I grew up with a lie. I collected cardboard fraud. Each crack of the bat, each number, faked. I loved baseball. I tuned in to listen to Marty and Joe every chance I had. Marty’s voice soothed me during long road trips in Dad’s dusty green truck, my legs charred and stuck to the vinyl seats. I memorized stats, and pretended that I hit 49 home runs as a rookie.

When I chose a theme for my room, it had red stitches. I emulated my favorite players at the plate, mimicking the stances. It was all for nothing. As with most things that are stained, I threw it away. Baseball broke my heart.

Millions of men would pay to be in your spot, instead, you get paid. The love of the game just isn’t good enough, is it? You had to stick a needle in your backside, giving an advantage. You weren’t satisfied being great. You wanted more. You found it. You found greed.

Even though you have destroyed me, spit at me, and called me more names than Marge Schott, I want to love you again. I want to sip sweet lemonade and open a box of Cracker Jacks. I want to turn the dial and hear each pitch hit the mitt. I want to smell the October sky pretending I’m you, game seven. I want to chase childhood dreams with my eyes closed.
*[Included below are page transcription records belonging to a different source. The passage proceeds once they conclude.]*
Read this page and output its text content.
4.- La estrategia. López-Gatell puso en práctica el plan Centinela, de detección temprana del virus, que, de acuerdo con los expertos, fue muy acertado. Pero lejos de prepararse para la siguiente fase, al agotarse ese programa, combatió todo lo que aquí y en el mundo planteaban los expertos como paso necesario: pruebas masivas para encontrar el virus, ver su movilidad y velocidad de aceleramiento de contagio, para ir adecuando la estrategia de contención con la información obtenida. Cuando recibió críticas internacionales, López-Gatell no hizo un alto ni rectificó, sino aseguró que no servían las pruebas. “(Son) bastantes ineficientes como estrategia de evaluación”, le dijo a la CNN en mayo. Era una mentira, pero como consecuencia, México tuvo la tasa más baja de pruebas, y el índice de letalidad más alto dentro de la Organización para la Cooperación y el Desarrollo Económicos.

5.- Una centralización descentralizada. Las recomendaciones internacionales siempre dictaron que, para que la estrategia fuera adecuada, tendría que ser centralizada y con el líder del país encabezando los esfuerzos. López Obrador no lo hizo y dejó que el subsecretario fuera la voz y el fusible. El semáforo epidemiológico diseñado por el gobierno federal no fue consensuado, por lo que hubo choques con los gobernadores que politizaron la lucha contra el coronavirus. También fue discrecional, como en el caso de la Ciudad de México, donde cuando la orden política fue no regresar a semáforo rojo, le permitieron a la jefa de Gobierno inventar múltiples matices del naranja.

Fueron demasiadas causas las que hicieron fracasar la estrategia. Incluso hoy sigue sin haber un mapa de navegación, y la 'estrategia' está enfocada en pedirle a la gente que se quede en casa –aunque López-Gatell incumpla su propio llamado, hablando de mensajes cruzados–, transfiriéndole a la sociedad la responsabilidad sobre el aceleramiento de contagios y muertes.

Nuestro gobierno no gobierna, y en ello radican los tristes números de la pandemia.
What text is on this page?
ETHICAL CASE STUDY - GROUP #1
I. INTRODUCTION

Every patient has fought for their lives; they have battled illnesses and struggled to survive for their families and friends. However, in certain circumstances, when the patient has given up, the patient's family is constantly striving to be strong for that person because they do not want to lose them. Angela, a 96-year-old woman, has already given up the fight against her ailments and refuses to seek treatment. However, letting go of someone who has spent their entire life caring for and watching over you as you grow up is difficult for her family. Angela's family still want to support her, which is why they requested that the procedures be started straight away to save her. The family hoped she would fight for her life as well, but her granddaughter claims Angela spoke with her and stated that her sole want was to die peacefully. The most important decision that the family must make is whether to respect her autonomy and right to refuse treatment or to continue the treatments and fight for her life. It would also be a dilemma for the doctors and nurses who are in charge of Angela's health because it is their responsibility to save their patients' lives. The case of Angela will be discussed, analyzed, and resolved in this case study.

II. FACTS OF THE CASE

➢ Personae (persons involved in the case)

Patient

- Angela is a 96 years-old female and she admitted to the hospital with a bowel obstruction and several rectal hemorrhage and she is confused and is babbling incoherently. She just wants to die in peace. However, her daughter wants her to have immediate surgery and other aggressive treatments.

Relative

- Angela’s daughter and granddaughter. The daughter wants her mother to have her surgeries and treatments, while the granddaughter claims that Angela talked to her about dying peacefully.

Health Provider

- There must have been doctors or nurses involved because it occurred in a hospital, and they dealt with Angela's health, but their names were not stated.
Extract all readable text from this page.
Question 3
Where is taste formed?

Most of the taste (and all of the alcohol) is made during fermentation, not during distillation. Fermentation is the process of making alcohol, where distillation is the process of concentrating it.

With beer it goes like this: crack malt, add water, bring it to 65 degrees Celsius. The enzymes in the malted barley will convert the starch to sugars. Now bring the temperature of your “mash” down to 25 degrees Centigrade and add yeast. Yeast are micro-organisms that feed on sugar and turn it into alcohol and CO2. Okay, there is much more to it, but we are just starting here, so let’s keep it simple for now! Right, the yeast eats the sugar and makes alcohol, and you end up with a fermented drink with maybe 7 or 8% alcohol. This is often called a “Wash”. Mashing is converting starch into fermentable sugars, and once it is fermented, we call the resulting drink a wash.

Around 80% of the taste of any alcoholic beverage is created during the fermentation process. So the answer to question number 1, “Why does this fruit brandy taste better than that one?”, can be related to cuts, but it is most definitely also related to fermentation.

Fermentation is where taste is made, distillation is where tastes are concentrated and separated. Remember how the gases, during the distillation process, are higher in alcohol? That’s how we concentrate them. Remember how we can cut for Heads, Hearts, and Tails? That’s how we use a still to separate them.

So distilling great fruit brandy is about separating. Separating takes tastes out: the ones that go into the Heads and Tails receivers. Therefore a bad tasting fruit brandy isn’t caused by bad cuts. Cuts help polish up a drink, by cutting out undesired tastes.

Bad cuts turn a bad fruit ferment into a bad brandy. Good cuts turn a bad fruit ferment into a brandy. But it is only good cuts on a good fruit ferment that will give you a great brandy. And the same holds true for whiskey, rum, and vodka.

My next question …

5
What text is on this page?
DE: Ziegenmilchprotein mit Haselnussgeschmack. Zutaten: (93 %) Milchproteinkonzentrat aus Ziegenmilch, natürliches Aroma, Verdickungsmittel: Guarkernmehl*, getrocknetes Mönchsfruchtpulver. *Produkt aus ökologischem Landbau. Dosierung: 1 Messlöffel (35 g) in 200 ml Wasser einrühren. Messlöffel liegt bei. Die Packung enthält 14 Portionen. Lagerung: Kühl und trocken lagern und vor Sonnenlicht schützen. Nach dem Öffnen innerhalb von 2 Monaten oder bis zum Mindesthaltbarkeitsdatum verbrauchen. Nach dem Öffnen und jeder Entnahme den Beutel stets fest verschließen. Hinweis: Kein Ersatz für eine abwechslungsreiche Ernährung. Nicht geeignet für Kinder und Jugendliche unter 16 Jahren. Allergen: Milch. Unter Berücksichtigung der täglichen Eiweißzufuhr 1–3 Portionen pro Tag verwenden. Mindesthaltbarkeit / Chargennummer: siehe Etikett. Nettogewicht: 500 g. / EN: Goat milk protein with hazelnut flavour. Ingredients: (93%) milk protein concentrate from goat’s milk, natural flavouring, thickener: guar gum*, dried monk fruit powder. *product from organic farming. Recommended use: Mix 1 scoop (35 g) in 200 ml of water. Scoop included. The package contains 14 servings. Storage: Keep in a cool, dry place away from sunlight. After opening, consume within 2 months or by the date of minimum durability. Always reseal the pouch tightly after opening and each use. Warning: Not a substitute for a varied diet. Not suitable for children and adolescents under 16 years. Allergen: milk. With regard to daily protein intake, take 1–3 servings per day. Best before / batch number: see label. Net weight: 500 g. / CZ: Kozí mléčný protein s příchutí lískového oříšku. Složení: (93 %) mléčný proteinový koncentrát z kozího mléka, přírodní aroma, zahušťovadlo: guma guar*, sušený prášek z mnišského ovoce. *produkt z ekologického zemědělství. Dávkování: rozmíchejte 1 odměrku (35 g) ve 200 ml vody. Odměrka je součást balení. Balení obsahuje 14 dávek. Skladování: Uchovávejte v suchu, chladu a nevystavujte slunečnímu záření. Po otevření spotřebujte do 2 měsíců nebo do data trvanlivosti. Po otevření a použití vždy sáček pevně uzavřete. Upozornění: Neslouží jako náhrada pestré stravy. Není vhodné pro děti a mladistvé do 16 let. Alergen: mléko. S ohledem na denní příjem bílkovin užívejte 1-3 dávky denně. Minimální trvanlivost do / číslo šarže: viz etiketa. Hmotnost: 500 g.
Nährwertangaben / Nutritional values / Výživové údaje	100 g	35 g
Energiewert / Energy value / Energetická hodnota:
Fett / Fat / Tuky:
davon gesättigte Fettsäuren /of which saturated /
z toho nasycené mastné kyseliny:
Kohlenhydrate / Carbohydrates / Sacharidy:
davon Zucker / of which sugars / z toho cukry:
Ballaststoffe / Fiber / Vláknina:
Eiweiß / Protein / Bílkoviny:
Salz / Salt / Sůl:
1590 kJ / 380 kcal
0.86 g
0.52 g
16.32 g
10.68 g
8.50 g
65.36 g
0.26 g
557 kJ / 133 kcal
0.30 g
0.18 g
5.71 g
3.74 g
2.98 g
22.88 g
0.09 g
I was just a kid, a freckle-faced boy. You took my innocence. My glove, broken in with sweat, is now just broken. You were my heroes, defeating legends. Enjoy the asterisks.

If you need to cheat, stay at home. You will not be my son’s heroes. I can’t let him go through the pain. I can’t set him out in the world believing your lies. Each day, a new media story squashes the best you have to offer. Each story digs at the wound.

Please earn your awards. Earn your salary honestly. Teach our children right. They are watching.